After confirming that their mouse models are a viable in vivo option to study prion repression methods, they run several tests in which they modify elements of the CHARM effector’s structure to confirm their design is the most effective design for selective gene silencing.
The results of these tests manipulating different parameters reveal that the CHARM effector is both flexible and specific. This means that CHARM is compatible with different DNA binding domains that could be used in other applications. They also found that CHARM only acts in the intended way on its encoded target without leading to other unintended effects.

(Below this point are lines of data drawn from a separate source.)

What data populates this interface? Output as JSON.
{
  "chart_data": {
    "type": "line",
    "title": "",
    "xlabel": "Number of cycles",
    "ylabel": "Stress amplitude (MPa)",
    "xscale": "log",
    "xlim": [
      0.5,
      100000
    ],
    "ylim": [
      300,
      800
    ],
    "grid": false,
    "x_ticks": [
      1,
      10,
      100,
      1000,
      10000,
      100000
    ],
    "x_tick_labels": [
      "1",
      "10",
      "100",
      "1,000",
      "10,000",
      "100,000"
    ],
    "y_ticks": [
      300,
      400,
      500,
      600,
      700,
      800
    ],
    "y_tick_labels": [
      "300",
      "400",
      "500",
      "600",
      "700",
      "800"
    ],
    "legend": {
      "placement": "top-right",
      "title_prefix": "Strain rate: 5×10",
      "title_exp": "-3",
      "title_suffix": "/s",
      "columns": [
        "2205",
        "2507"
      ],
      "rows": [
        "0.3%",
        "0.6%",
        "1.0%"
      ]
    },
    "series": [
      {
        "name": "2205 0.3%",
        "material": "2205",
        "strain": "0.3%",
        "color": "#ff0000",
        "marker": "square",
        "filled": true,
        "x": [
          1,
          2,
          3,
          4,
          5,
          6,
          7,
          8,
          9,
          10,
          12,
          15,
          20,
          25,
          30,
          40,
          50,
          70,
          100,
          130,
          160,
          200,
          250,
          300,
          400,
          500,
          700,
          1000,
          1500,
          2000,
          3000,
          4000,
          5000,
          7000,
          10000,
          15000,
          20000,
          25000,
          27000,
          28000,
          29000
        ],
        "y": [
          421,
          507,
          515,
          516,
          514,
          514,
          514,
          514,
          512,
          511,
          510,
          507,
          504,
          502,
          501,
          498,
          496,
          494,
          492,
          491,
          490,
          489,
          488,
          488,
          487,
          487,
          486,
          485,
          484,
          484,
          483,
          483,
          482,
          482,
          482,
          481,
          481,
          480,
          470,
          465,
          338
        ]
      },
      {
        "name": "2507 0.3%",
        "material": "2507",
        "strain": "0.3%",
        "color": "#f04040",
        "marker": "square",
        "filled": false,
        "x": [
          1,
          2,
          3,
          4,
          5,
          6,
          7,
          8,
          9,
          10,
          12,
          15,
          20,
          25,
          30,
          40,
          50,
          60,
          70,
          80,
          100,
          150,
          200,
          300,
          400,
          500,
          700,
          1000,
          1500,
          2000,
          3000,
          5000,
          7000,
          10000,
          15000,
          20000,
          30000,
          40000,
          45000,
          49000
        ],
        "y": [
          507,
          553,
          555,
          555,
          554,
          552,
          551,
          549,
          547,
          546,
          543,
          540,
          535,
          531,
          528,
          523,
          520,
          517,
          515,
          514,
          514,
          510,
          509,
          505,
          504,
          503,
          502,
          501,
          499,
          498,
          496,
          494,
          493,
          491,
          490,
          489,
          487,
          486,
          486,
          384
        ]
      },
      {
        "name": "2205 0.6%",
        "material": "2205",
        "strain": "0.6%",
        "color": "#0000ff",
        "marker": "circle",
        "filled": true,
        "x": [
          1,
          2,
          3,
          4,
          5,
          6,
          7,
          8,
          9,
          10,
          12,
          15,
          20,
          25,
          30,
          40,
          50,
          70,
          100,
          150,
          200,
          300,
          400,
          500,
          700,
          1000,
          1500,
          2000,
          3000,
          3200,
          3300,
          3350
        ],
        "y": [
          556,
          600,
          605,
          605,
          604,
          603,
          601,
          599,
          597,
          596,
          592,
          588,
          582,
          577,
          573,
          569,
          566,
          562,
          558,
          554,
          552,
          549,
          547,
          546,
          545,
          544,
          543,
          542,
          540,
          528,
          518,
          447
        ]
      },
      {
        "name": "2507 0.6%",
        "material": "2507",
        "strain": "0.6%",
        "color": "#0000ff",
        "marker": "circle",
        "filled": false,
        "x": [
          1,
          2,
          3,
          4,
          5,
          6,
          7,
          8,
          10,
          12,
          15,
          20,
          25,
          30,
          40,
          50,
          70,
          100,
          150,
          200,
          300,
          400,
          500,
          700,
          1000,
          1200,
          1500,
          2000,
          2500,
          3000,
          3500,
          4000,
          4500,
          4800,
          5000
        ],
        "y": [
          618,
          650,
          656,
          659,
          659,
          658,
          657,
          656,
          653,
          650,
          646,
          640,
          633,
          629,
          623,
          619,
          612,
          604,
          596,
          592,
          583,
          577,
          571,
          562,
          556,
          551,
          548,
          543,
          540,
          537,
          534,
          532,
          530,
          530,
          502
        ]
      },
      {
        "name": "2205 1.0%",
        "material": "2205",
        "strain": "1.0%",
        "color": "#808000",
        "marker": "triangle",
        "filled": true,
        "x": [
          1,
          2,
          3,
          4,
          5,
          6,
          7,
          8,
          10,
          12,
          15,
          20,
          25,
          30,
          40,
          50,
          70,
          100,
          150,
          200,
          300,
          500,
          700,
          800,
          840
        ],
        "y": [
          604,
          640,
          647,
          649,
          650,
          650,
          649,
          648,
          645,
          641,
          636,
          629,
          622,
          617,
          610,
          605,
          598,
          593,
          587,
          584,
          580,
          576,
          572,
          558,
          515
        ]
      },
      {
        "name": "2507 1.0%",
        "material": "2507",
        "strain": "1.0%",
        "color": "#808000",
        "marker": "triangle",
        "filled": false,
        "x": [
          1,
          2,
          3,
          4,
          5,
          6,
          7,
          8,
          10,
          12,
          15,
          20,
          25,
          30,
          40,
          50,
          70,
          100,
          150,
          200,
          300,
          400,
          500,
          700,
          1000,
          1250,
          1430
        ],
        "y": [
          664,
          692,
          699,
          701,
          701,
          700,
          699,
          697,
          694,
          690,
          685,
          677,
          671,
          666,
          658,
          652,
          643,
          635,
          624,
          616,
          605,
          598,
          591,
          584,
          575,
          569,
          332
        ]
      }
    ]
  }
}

They next performed in vivo testing through AAV delivery in the mouse brain and found no adverse effects, a 70-90% decrease in Prnp transcripts, and a 60-80% reduction in PrP protein levels. Finally, they were able to program CHARM for self-silencing, meaning that after the target gene expression is reduced, the CHARM effector is designed to then silence its own promotor, leading to a halt of future activity.
What's the impact?
This study puts forth a novel gene editing tool CHARM, which can permanently silence gene expression with high specificity, low toxicity, and an easy mechanism of delivery across the brain. The authors suggest that the design of CHARM will allow its use on a broad range of genes that are amenable to DNA methylation-mediated silencing.
This technology has incredible implications, not only for prion disease but for numerous other neurodegenerative diseases that currently have limited treatment options.